Raft construction began with the building of a floating wooden “cradle,” which slightly resembled the wooden frame of a large sailing ship. A floating derrick then lifted logs into the cradle over a period of four to seven weeks. Although logs of all sizes were transported, a large volume of tree-length logs were included in the raft to give it strength and stability in its voyage across the Columbia River bar and in the open ocean.

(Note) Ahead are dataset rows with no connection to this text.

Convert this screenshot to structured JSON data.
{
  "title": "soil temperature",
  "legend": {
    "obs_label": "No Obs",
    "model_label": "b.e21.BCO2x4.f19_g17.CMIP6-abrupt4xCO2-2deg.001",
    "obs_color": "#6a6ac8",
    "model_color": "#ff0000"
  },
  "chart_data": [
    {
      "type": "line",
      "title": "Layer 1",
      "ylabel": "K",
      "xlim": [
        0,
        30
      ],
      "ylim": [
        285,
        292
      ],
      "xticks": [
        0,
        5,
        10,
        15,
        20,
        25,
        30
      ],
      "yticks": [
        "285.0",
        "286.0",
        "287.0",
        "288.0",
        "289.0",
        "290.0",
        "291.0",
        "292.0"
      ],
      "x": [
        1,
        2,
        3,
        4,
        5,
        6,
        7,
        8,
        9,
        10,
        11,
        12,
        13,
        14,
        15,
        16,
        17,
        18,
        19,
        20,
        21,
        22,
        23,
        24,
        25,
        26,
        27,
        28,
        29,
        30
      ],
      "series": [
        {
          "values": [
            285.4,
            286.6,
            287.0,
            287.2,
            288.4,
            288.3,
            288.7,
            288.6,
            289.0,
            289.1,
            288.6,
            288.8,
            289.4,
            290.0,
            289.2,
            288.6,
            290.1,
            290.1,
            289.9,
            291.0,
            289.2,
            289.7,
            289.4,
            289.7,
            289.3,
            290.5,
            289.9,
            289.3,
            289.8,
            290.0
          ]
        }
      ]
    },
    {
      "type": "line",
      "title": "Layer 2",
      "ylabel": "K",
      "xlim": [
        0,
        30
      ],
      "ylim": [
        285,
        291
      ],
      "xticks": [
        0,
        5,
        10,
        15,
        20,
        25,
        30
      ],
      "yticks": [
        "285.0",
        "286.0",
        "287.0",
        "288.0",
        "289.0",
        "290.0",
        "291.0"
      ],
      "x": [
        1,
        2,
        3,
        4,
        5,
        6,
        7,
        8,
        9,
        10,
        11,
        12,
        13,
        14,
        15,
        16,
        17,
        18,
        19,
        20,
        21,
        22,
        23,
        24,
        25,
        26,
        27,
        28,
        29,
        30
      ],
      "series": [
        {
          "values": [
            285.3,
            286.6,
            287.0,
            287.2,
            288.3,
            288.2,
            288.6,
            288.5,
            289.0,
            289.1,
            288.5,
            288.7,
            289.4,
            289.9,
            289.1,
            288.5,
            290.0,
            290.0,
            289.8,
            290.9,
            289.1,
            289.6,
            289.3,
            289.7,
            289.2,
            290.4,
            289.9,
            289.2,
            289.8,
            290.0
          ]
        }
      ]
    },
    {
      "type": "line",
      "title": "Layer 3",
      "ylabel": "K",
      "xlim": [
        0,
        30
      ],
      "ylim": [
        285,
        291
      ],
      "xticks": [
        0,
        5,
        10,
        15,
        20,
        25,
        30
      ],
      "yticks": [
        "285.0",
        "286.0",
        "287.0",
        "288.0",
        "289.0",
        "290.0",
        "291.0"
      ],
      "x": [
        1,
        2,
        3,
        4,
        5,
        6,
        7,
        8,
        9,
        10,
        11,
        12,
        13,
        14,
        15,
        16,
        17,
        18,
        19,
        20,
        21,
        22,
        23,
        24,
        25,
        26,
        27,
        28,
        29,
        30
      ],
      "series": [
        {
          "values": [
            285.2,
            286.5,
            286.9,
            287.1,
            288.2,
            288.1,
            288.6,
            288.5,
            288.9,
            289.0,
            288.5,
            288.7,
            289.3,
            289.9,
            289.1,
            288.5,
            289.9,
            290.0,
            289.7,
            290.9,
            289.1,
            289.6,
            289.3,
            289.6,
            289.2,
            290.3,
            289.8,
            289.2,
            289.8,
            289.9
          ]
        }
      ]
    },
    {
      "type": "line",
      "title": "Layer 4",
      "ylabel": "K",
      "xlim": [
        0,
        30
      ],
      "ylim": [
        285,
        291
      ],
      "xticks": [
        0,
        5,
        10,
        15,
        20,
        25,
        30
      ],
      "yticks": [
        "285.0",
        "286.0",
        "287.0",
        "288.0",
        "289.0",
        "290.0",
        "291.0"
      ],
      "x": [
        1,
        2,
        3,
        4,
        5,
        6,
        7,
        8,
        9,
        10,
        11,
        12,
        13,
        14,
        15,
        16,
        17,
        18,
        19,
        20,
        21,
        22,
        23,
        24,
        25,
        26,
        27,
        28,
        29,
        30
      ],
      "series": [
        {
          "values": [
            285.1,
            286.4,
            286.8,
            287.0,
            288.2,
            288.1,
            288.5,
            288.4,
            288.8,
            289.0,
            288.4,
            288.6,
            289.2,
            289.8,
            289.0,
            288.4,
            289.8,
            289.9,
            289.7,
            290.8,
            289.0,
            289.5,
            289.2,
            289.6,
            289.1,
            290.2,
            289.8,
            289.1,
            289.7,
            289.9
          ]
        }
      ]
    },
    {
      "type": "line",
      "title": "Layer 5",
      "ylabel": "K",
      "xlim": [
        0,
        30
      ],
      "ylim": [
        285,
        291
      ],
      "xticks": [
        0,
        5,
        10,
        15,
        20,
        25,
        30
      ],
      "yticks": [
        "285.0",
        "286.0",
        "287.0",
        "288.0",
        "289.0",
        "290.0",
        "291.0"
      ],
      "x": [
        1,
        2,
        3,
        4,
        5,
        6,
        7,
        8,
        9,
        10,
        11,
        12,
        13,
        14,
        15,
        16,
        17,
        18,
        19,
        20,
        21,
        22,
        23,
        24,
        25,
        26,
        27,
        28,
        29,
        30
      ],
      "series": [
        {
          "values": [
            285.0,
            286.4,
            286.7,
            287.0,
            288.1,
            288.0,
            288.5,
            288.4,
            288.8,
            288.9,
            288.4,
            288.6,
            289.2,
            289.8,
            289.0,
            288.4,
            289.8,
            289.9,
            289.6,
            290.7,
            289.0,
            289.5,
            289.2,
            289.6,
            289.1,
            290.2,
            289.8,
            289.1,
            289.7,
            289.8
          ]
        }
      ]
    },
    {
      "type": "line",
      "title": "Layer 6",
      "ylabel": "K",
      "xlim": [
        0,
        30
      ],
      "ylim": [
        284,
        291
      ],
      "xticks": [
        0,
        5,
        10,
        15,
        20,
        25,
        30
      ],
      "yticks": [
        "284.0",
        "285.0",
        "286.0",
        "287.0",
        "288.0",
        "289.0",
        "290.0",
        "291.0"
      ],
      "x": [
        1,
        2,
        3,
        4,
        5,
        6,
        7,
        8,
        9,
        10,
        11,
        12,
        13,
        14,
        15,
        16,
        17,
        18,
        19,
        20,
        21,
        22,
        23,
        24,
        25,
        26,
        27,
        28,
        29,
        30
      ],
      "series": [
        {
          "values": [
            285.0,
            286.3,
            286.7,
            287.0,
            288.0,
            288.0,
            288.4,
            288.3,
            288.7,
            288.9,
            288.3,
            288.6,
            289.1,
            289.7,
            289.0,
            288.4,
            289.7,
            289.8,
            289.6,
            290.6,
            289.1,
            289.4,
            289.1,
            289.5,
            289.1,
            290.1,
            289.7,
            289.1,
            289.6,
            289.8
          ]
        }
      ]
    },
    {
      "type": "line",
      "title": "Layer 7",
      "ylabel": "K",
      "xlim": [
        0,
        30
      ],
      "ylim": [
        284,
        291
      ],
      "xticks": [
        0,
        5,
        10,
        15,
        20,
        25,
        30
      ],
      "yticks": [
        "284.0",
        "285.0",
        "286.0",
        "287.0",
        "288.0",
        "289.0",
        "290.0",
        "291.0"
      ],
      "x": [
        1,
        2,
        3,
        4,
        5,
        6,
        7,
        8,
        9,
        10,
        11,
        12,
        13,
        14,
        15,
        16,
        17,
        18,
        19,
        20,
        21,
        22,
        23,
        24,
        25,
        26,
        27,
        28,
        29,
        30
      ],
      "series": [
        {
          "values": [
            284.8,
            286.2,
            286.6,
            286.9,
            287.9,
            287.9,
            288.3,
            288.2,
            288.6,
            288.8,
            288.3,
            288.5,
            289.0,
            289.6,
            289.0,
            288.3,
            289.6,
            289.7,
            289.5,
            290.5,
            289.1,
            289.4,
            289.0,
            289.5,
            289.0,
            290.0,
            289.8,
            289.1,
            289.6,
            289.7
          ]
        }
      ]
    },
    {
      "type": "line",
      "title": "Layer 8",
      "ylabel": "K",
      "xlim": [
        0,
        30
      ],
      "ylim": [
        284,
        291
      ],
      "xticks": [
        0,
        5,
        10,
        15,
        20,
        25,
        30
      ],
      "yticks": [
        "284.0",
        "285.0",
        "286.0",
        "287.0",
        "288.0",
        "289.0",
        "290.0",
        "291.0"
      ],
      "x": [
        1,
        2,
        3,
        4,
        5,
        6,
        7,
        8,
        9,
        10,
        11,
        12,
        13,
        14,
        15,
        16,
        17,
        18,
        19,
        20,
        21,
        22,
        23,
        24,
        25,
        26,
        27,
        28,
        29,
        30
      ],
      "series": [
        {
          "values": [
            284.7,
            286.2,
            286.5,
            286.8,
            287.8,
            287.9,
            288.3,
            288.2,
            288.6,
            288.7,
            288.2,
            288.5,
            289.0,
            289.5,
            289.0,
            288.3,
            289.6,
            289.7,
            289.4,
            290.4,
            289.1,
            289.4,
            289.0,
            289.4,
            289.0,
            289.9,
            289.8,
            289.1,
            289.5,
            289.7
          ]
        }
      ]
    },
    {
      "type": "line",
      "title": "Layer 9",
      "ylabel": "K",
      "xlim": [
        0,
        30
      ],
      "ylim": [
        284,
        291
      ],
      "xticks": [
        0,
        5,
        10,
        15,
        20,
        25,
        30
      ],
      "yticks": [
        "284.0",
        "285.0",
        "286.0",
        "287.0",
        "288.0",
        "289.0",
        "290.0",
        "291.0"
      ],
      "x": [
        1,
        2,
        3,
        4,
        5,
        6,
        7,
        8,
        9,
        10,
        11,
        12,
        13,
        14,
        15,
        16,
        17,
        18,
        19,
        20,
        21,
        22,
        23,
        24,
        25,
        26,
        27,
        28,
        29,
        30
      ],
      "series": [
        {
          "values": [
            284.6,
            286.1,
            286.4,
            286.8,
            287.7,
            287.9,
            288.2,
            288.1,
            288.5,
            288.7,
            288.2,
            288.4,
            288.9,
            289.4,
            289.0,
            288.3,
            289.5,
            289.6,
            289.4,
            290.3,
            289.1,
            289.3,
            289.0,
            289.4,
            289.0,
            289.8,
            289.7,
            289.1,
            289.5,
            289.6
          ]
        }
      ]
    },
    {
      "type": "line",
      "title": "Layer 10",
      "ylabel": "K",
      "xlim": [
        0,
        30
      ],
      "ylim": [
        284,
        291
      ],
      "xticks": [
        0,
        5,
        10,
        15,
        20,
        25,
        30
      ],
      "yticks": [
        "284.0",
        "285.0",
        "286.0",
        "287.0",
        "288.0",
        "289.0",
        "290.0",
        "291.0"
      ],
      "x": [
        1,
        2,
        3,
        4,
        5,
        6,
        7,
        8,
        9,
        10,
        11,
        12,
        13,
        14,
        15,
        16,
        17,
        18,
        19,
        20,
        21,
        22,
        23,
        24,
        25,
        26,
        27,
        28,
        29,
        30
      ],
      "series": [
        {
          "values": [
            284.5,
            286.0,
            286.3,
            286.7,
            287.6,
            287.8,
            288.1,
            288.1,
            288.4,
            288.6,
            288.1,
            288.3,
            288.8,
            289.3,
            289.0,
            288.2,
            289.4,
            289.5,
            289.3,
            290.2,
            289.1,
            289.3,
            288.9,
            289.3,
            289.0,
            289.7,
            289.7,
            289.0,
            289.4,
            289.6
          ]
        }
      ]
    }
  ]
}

Enormous chains were also used to lash the raft together, with one running lengthwise through the center, some encircling the raft approximately every fifteen to twenty feet, and still more attaching the chains to each other at strategic points throughout the raft.

When a raft was complete, one side of the cradle was removed and the raft was “kicked out.” Once free-floating, rafts would “flatten out” in the water, further tightening the circle chains and making them even stronger. Most rafts hauled approximately 4 to 6 million feet of logs and were typically about 800 to 1000 feet long, 55 feet wide, and 35 feet thick from top to bottom—usually drafting 26 to 28 feet deep. Holding them together was anywhere from 175 to 250 tons of chain.

Benson’s rafts were transported the 1,100 miles to San Diego during the summer, arriving at his saw mill roughly 15 days after leaving Clatskanie. The rafts were a huge success. Between 1906 and 1941, 120 Benson rafts were sent to San Diego from the Columbia River, with only 4 being lost by ocean storm or fire. More than half the time, the rafts were “deck loaded” with processed lumber like shingles, fence posts, poles and spurs to maximize profits. Even so, Simon Benson quickly outgrew the business venture and sold all of his holdings in Clatskanie and San Diego between 1909 and 1911.
I'm in agreement as this being one of the finest axe threads available. History that's been lost!